Jeff Vande Zande on 2009
Throughout 2009, as I would be driving home from work, I’d get this image in my head that I was actually driving in this huge palm. The driving gave me the false sense that I was in control, but actually that palm could squeeze into a fist at any time and crush me… and there was nothing I could do about it. I guess all of this stemmed from listening to and watching the news. We can easily become victims of the decisions of others, simply because they wield power. We can be sent to wars that non-soldiers want us to fight; we can unknowingly ingest dioxins because some big company needs to make profitable chemicals; we can lose our jobs, our house, and our futures because the banks decide to gamble our money in real estate. We can be almost instantly destroyed in a nuclear attack. I guess in 2009 I became aware of myself as especially small and powerless… though that might also have something to do with closing in on 40 years old.

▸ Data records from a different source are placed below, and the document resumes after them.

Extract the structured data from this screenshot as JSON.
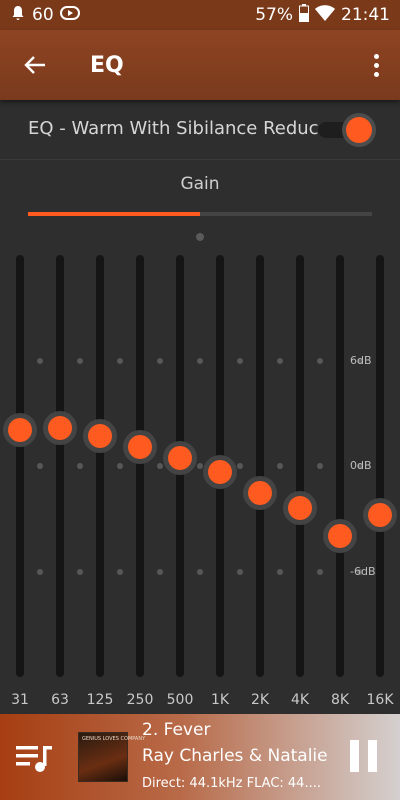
{
  "status_bar": {
    "notification_count": "60",
    "battery": "57%",
    "time": "21:41"
  },
  "app_bar": {
    "title": "EQ",
    "back_icon": "arrow-left-icon",
    "menu_icon": "more-vert-icon"
  },
  "preset": {
    "name": "EQ - Warm With Sibilance Reduct",
    "enabled": true
  },
  "tab": {
    "label": "Gain",
    "progress": 0.5
  },
  "eq": {
    "db_labels": [
      "6dB",
      "0dB",
      "-6dB"
    ],
    "bands": [
      {
        "freq": "31",
        "level": 0.415
      },
      {
        "freq": "63",
        "level": 0.41
      },
      {
        "freq": "125",
        "level": 0.43
      },
      {
        "freq": "250",
        "level": 0.455
      },
      {
        "freq": "500",
        "level": 0.48
      },
      {
        "freq": "1K",
        "level": 0.515
      },
      {
        "freq": "2K",
        "level": 0.565
      },
      {
        "freq": "4K",
        "level": 0.6
      },
      {
        "freq": "8K",
        "level": 0.665
      },
      {
        "freq": "16K",
        "level": 0.615
      }
    ]
  },
  "now_playing": {
    "title": "2. Fever",
    "artist": "Ray Charles & Natalie",
    "format": "Direct: 44.1kHz  FLAC: 44....",
    "album_art_text": "GENIUS LOVES COMPANY",
    "accent": "#ff5a1f"
  }
}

On an unrelated/related note, I remember that I was standing outside my son’s room listening to him play a Robin Hood video game on his computer. In the game, as he (Robin Hood/my son) would kill castle guards, Robin Hood would quip, “I’ll send your widow a purse” through the computer’s speakers. For whatever reason, I started thinking about that widow and her poor dead husband. He only wanted a job to bring home money for his family. He didn’t want to get caught up in the hatred between the Sheriff and Robin Hood. The guard was a nameless victim — simply because he needed the money and couldn’t walk away from the job. And so, I thought I would write a story from the widow’s point of view. For whatever reason, I thought it was going to be witty, but it turned out deeply sad and tragic. I guess what happened is that all those powerless feelings I’d been having in 2009 manifested themselves in the story of this helpless widow. It was a concept sprung from a video game based on folklore. After I started the story, entitled “The Major Players”, I realized that I was actually using the concept to say something, hopefully “necessary”, about our contemporary world.